In an interaction with mediapersons this weekend, the RBI Governor said, ''Transient factors affecting market liquidity such as advance tax flows can put some pressures in mid-March, which can be managed through the RBI refinance or the repo window.'' Also, he expected that the Government spending, specially by the States, will pick up in the coming months.
The repo volumes under Liquidity Adjustment Facility (LAF) have now declined to more neutral levels. In March 2006 so far, they have averaged Rs 6,645 crore compared to Rs 13,766 crore in February 2006.
He said, the liquidity conditions became tighter from mid-December 2005 due to Indian Millennium Deposits (IMD) redemptions of USD 7.1 billion, build-up of Government of India (GOI) cash balances and sustained credit growth. Liquidity impact of IMD redemptions was about Rs 32,000 crore.
The average GOI cash balances with RBI between December 2005 and February 2006 was higher by about Rs 18,000 crore as compared to January-November 2005.
The Credit-Deposit (CD) ratio of the banking system stood at a high of 71 per cent as on February 17, 2006. Also, the incremental credit-deposit ratio has been more than 100 per cent for two consecutive years, he said.
On management of liquidity, Dr Reddy said that since mid-December 2005, the injections through LAF and market stabilisation scheme(MSS) unwinding and market operations have far exceeded the IMD Redemptions and the build up in Government cash balances.
Average daily net injections through LAF repos was Rs 12,951 crore while the MSS unwinding was Rs 25,072 crore.
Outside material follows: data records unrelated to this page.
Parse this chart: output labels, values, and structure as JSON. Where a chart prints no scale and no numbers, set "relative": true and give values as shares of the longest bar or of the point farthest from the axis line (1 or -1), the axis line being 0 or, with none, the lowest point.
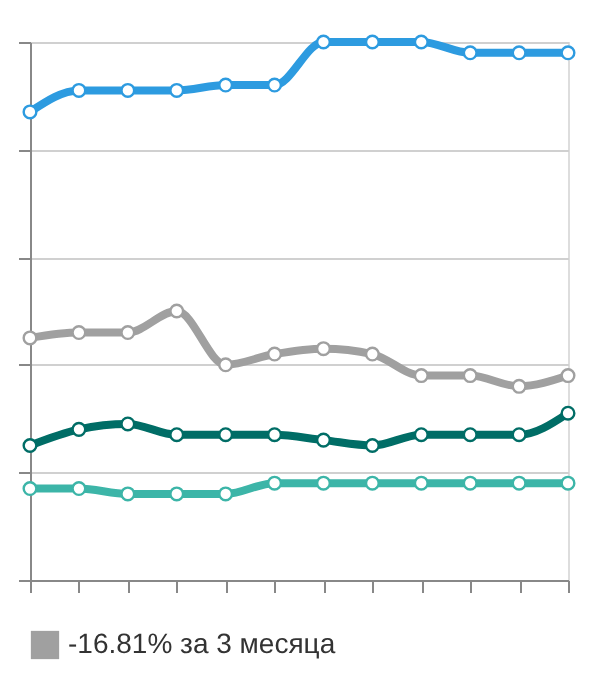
{
  "chart_data": {
    "type": "line",
    "relative": true,
    "categories": [
      null,
      null,
      null,
      null,
      null,
      null,
      null,
      null,
      null,
      null,
      null,
      null
    ],
    "series": [
      {
        "color": "#2d9be0",
        "values": [
          0.87,
          0.91,
          0.91,
          0.91,
          0.92,
          0.92,
          1.0,
          1.0,
          1.0,
          0.98,
          0.98,
          0.98
        ]
      },
      {
        "name": "-16.81% за 3 месяца",
        "color": "#a0a0a0",
        "values": [
          0.45,
          0.46,
          0.46,
          0.5,
          0.4,
          0.42,
          0.43,
          0.42,
          0.38,
          0.38,
          0.36,
          0.38
        ]
      },
      {
        "color": "#006d66",
        "values": [
          0.25,
          0.28,
          0.29,
          0.27,
          0.27,
          0.27,
          0.26,
          0.25,
          0.27,
          0.27,
          0.27,
          0.31
        ]
      },
      {
        "color": "#3cb5a8",
        "values": [
          0.17,
          0.17,
          0.16,
          0.16,
          0.16,
          0.18,
          0.18,
          0.18,
          0.18,
          0.18,
          0.18,
          0.18
        ]
      }
    ],
    "grid": "y",
    "legend": "bottom",
    "marker": "circle",
    "line_style": "solid"
  }
}
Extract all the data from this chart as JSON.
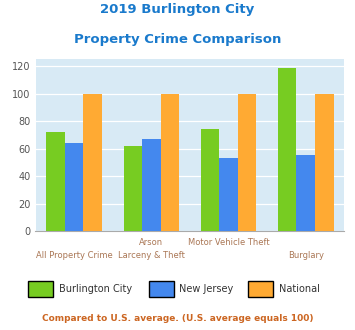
{
  "title_line1": "2019 Burlington City",
  "title_line2": "Property Crime Comparison",
  "title_color": "#1a7acc",
  "cat_labels_row1": [
    "",
    "Arson",
    "Motor Vehicle Theft",
    ""
  ],
  "cat_labels_row2": [
    "All Property Crime",
    "Larceny & Theft",
    "",
    "Burglary"
  ],
  "burlington_city": [
    72,
    62,
    74,
    119
  ],
  "new_jersey": [
    64,
    67,
    53,
    55
  ],
  "national": [
    100,
    100,
    100,
    100
  ],
  "colors": {
    "burlington_city": "#77cc22",
    "new_jersey": "#4488ee",
    "national": "#ffaa33"
  },
  "ylim": [
    0,
    125
  ],
  "yticks": [
    0,
    20,
    40,
    60,
    80,
    100,
    120
  ],
  "plot_bg": "#d8eaf5",
  "legend_labels": [
    "Burlington City",
    "New Jersey",
    "National"
  ],
  "footnote1": "Compared to U.S. average. (U.S. average equals 100)",
  "footnote1_color": "#cc6622",
  "footnote2_color": "#5588bb",
  "label_color": "#aa7755"
}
The average daily refinance provided was Rs 2,208 crore.
The call money rates which had generally risen since the IMD redemptions, have shown distinct signs of easing since the last week of February 2006. The call money rate has averaged 6.60 per cent since February 25, 2006.
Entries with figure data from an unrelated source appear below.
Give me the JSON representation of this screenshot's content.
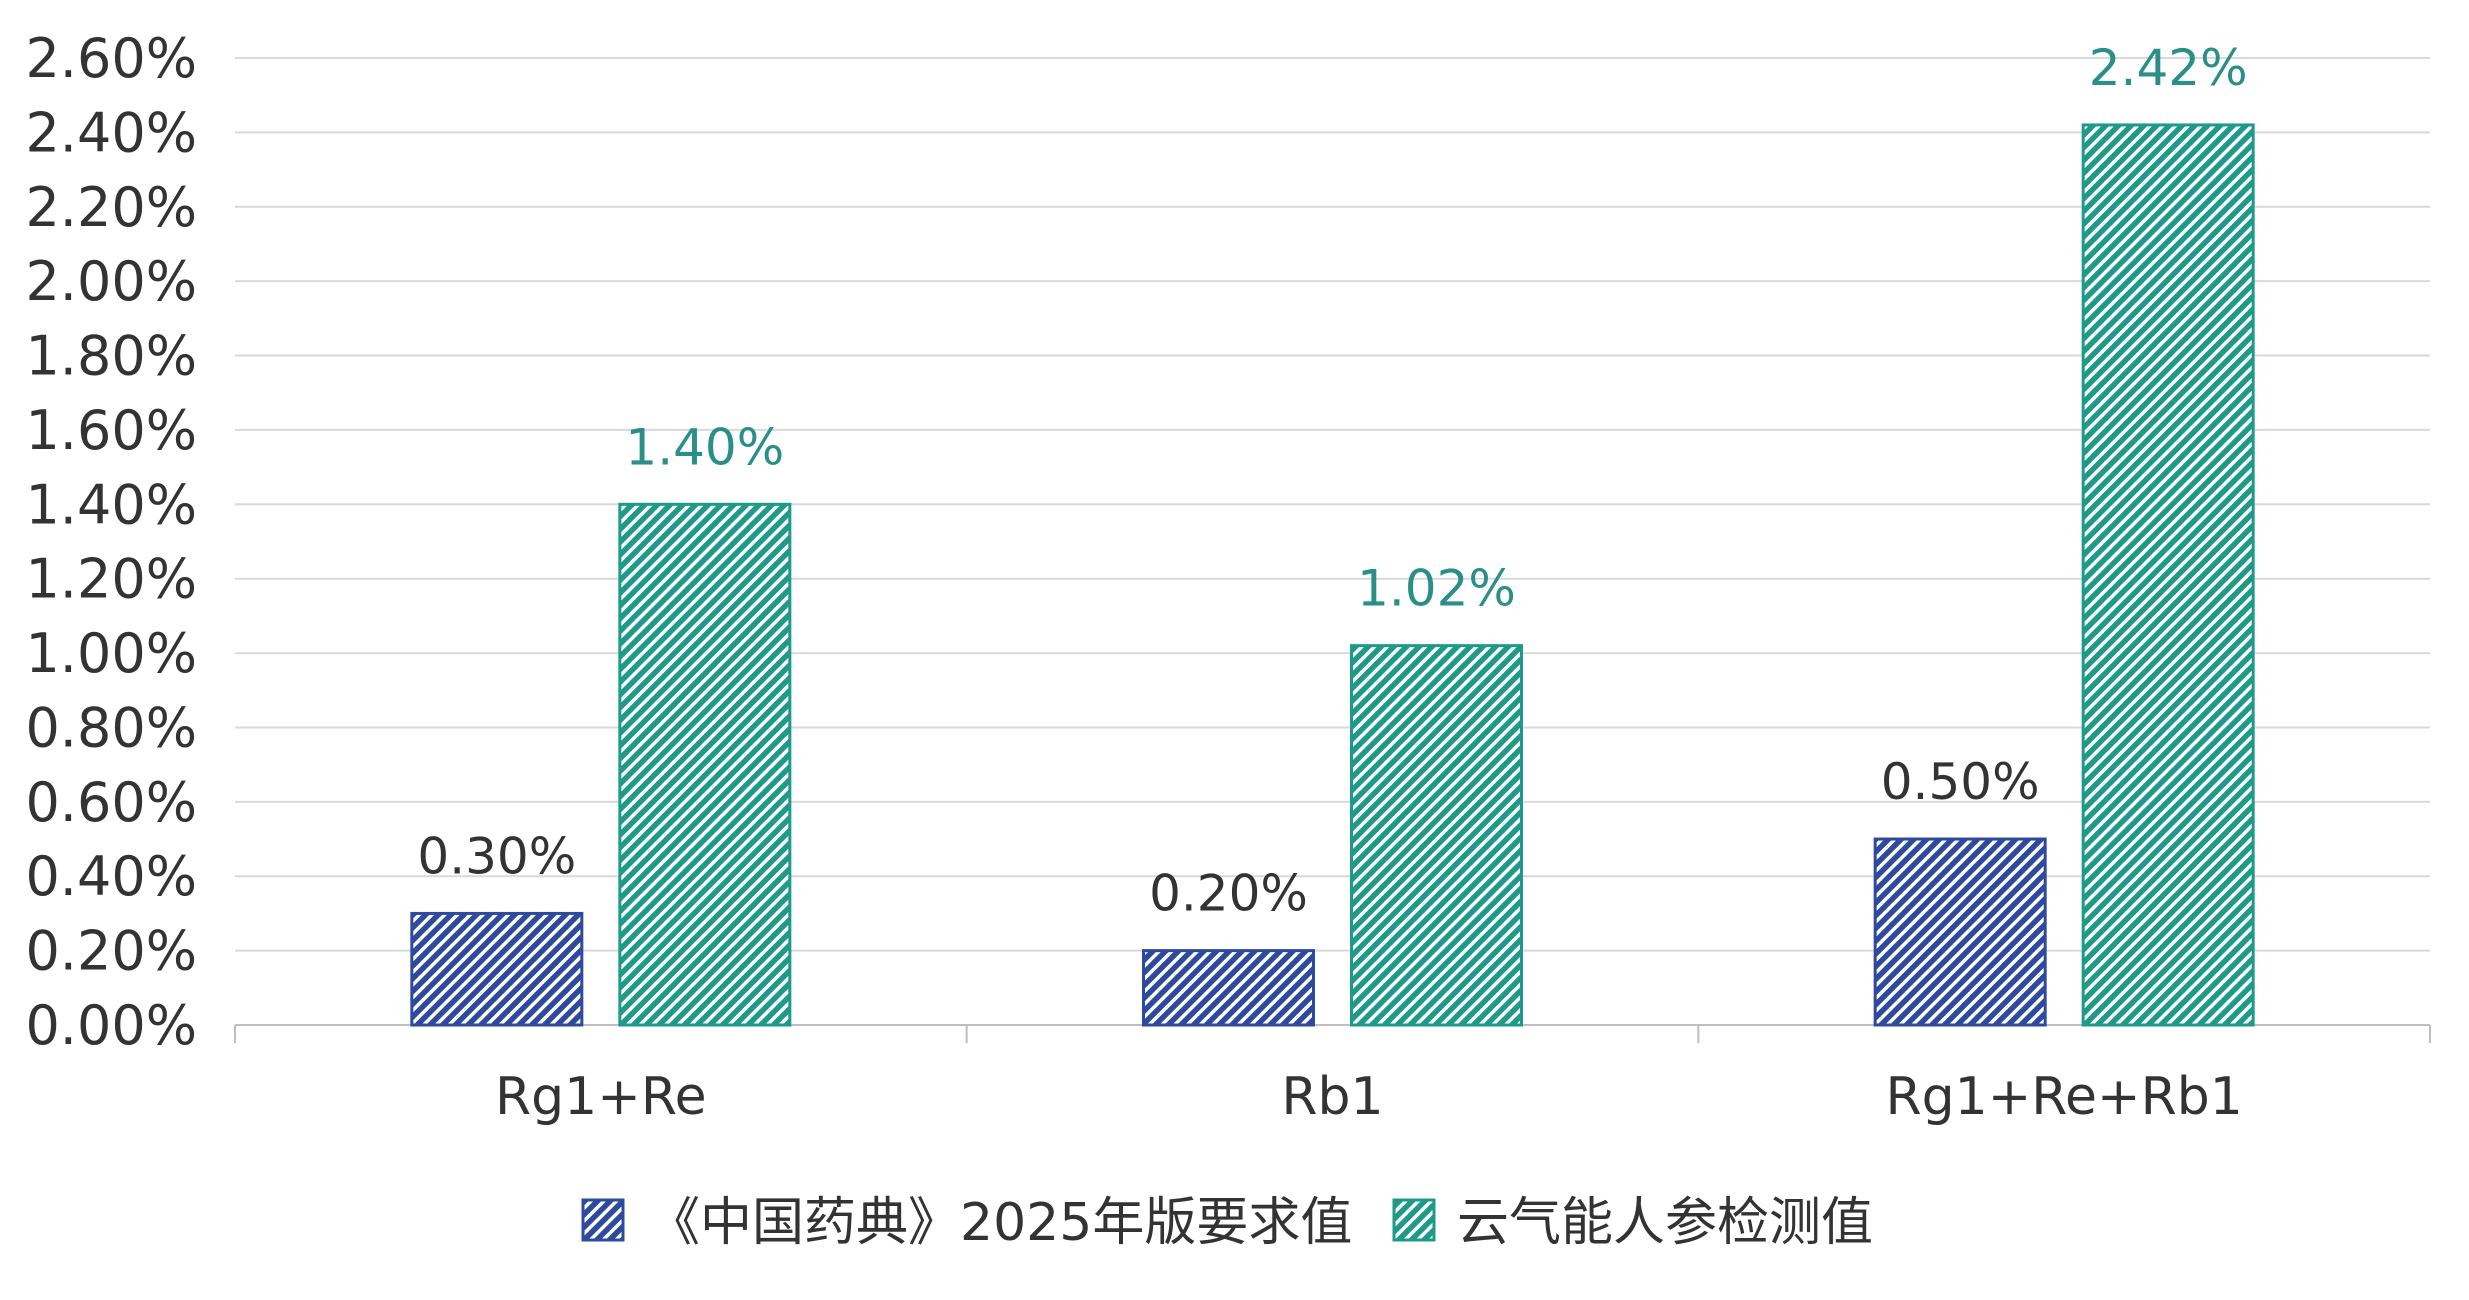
{
  "chart_data": {
    "type": "bar",
    "categories": [
      "Rg1+Re",
      "Rb1",
      "Rg1+Re+Rb1"
    ],
    "series": [
      {
        "name": "《中国药典》2025年版要求值",
        "values": [
          0.3,
          0.2,
          0.5
        ],
        "labels": [
          "0.30%",
          "0.20%",
          "0.50%"
        ],
        "color": "#2E4A9E",
        "label_color": "#333333",
        "pattern": "diagonal-hatch"
      },
      {
        "name": "云气能人参检测值",
        "values": [
          1.4,
          1.02,
          2.42
        ],
        "labels": [
          "1.40%",
          "1.02%",
          "2.42%"
        ],
        "color": "#1E9A8A",
        "label_color": "#2A8F88",
        "pattern": "diagonal-hatch"
      }
    ],
    "yaxis": {
      "ticks": [
        0.0,
        0.2,
        0.4,
        0.6,
        0.8,
        1.0,
        1.2,
        1.4,
        1.6,
        1.8,
        2.0,
        2.2,
        2.4,
        2.6
      ],
      "tick_labels": [
        "0.00%",
        "0.20%",
        "0.40%",
        "0.60%",
        "0.80%",
        "1.00%",
        "1.20%",
        "1.40%",
        "1.60%",
        "1.80%",
        "2.00%",
        "2.20%",
        "2.40%",
        "2.60%"
      ],
      "ylim": [
        0,
        2.6
      ]
    },
    "title": "",
    "xlabel": "",
    "ylabel": "",
    "grid": true,
    "legend_position": "bottom",
    "gridline_color": "#D9D9D9",
    "axis_color": "#BFBFBF"
  }
}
Looking ahead, Governor said, there was an apprehension that the conversion of recapitalisation bonds into statutory liquidity reserve (SLR) bonds would put pressure on interest rates.
The conversion will spread over a period of time after the current fiscal year, depending upon the liquidity and market conditions, he said.
In the context of fiscal responsibility management bill, RBI has commenced active Open Market Operations (OMO) and these could be intensified as appropriate.
Reserve Bank would continue to undertake monetary operations consistent with the interest rate regime and has a range of instruments to manage liquidity in line with the monetary policy stance.